« Le “Zorg”. La tragédie à l’origine de l’abolition de l’esclavage » (The Zorg. A Tale of Greed and Murder that Inspired the Abolition of Slavery), de Siddharth Kara, traduit de l’anglais (Etats-Unis) par Anatole Tomczak, préface de Christiane Taubira, Paulsen, 304 p., 23 €, numérique 14 €.
Le soir du 29 novembre 1781, 55 esclaves sont amenés à tour de rôle dans la cabine des officiers. Une fenêtre y est ouverte. Une première femme est jetée dans la mer des Caraïbes. Dans son nouvel ouvrage, Le Zorg, du nom de cette frégate hollandaise confisquée par les Britanniques, l’historien et journaliste américain Siddharth Kara poursuit : « Les marins retournent dans l’entrepont. Ils choisissent une autre femme, qu’ils jettent par la même fenêtre. Puis un enfant. Puis une autre femme. » Les jours suivants, d’autres esclaves connaissent le même sort. Au total, entre 123 et 133 hommes, femmes et enfants sont noyés.

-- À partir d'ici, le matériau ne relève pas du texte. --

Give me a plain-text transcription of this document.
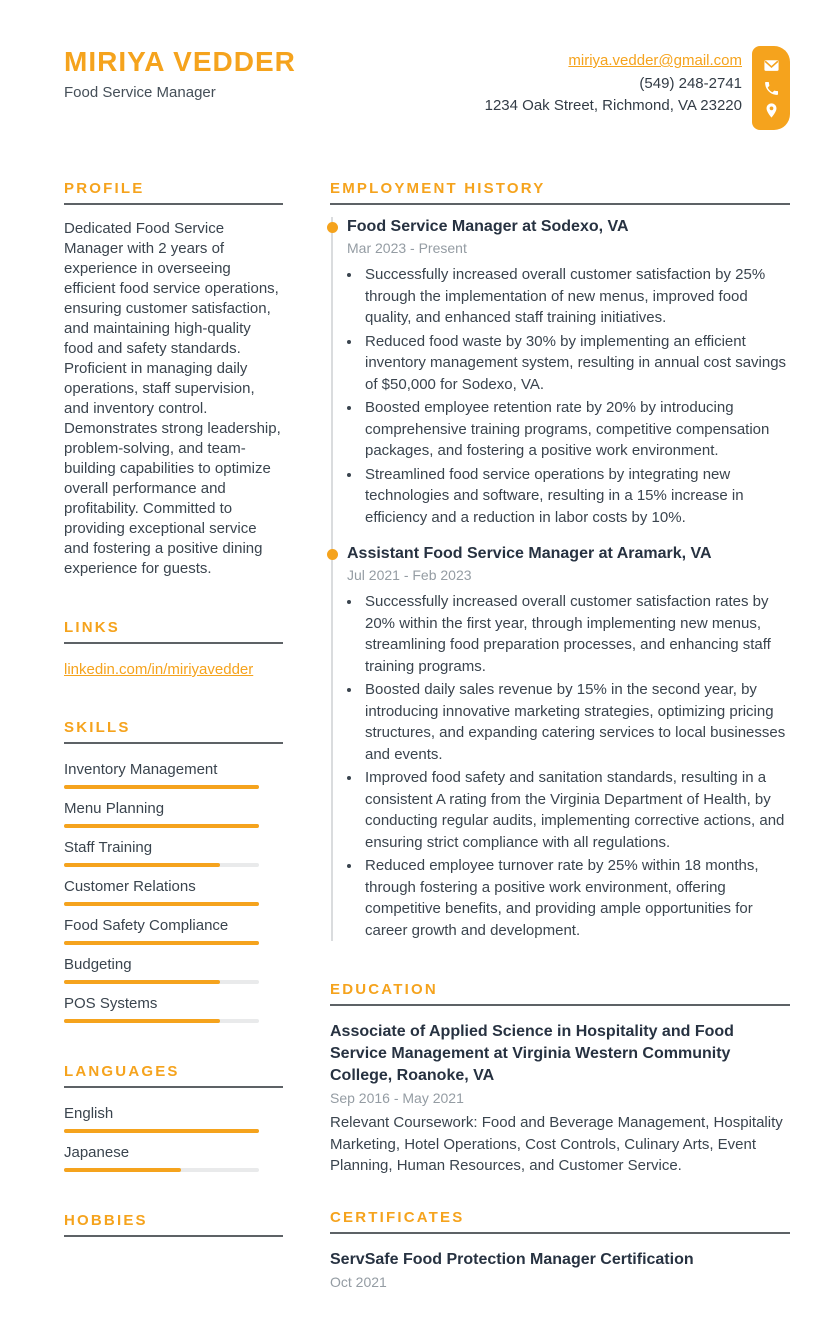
MIRIYA VEDDER
Food Service Manager
miriya.vedder@gmail.com
(549) 248-2741
1234 Oak Street, Richmond, VA 23220
PROFILE

Dedicated Food Service Manager with 2 years of experience in overseeing efficient food service operations, ensuring customer satisfaction, and maintaining high-quality food and safety standards. Proficient in managing daily operations, staff supervision, and inventory control. Demonstrates strong leadership, problem-solving, and team-building capabilities to optimize overall performance and profitability. Committed to providing exceptional service and fostering a positive dining experience for guests.

LINKS
linkedin.com/in/miriyavedder
SKILLS
Inventory Management
Menu Planning
Staff Training
Customer Relations
Food Safety Compliance
Budgeting
POS Systems
LANGUAGES
English
Japanese
HOBBIES
EMPLOYMENT HISTORY
Food Service Manager at Sodexo, VA
Mar 2023 - Present
• Successfully increased overall customer satisfaction by 25% through the implementation of new menus, improved food quality, and enhanced staff training initiatives.
• Reduced food waste by 30% by implementing an efficient inventory management system, resulting in annual cost savings of $50,000 for Sodexo, VA.
• Boosted employee retention rate by 20% by introducing comprehensive training programs, competitive compensation packages, and fostering a positive work environment.
• Streamlined food service operations by integrating new technologies and software, resulting in a 15% increase in efficiency and a reduction in labor costs by 10%.
Assistant Food Service Manager at Aramark, VA
Jul 2021 - Feb 2023
• Successfully increased overall customer satisfaction rates by 20% within the first year, through implementing new menus, streamlining food preparation processes, and enhancing staff training programs.
• Boosted daily sales revenue by 15% in the second year, by introducing innovative marketing strategies, optimizing pricing structures, and expanding catering services to local businesses and events.
• Improved food safety and sanitation standards, resulting in a consistent A rating from the Virginia Department of Health, by conducting regular audits, implementing corrective actions, and ensuring strict compliance with all regulations.
• Reduced employee turnover rate by 25% within 18 months, through fostering a positive work environment, offering competitive benefits, and providing ample opportunities for career growth and development.
EDUCATION
Associate of Applied Science in Hospitality and Food Service Management at Virginia Western Community College, Roanoke, VA
Sep 2016 - May 2021

Relevant Coursework: Food and Beverage Management, Hospitality Marketing, Hotel Operations, Cost Controls, Culinary Arts, Event Planning, Human Resources, and Customer Service.

CERTIFICATES
ServSafe Food Protection Manager Certification
Oct 2021
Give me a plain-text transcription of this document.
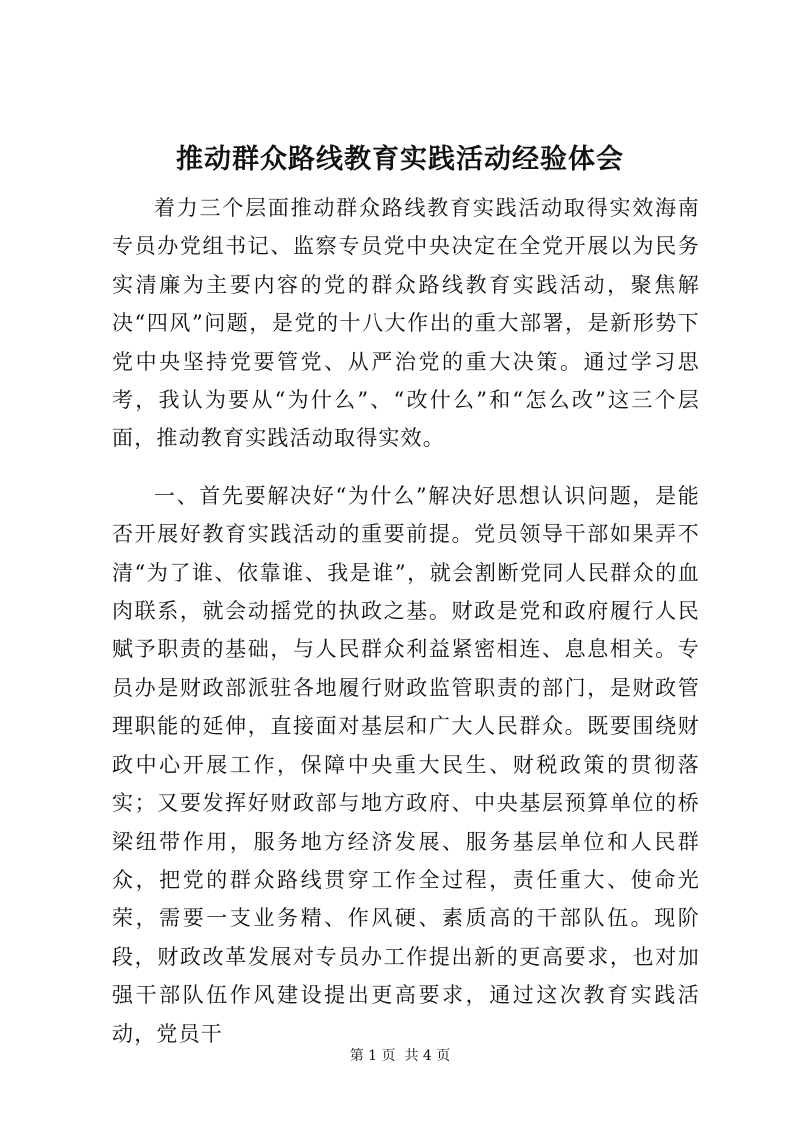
推动群众路线教育实践活动经验体会

着力三个层面推动群众路线教育实践活动取得实效海南专员办党组书记、监察专员党中央决定在全党开展以为民务实清廉为主要内容的党的群众路线教育实践活动，聚焦解决“四风”问题，是党的十八大作出的重大部署，是新形势下党中央坚持党要管党、从严治党的重大决策。通过学习思考，我认为要从“为什么”、“改什么”和“怎么改”这三个层面，推动教育实践活动取得实效。

一、首先要解决好“为什么”解决好思想认识问题，是能否开展好教育实践活动的重要前提。党员领导干部如果弄不清“为了谁、依靠谁、我是谁”，就会割断党同人民群众的血肉联系，就会动摇党的执政之基。财政是党和政府履行人民赋予职责的基础，与人民群众利益紧密相连、息息相关。专员办是财政部派驻各地履行财政监管职责的部门，是财政管理职能的延伸，直接面对基层和广大人民群众。既要围绕财政中心开展工作，保障中央重大民生、财税政策的贯彻落实；又要发挥好财政部与地方政府、中央基层预算单位的桥梁纽带作用，服务地方经济发展、服务基层单位和人民群众，把党的群众路线贯穿工作全过程，责任重大、使命光荣，需要一支业务精、作风硬、素质高的干部队伍。现阶段，财政改革发展对专员办工作提出新的更高要求，也对加强干部队伍作风建设提出更高要求，通过这次教育实践活动，党员干

第 1 页  共 4 页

Bien que le journal de bord du Zorg ait « mystérieusement disparu avant même le retour du navire en Angleterre », Siddharth Kara a recoupé de nombreuses sources permettant de reconstituer l’itinéraire et le quotidien du navire. Il rappelle que les procédures, à bord des bateaux de la traite atlantique, visaient à « permettre à un petit équipage de retenir plusieurs centaines d’Africains dans une prison flottante, tout en assurant la survie du plus grand nombre », rentabilité oblige. Seulement, une erreur de calcul de la longitude a vu le Zorg manquer sa destination. Il a dû faire demi-tour, alors que les réserves en eau douce étaient en train de s’épuiser. A l’unisson, les marins ont décidé de sacrifier une partie de la « cargaison » humaine.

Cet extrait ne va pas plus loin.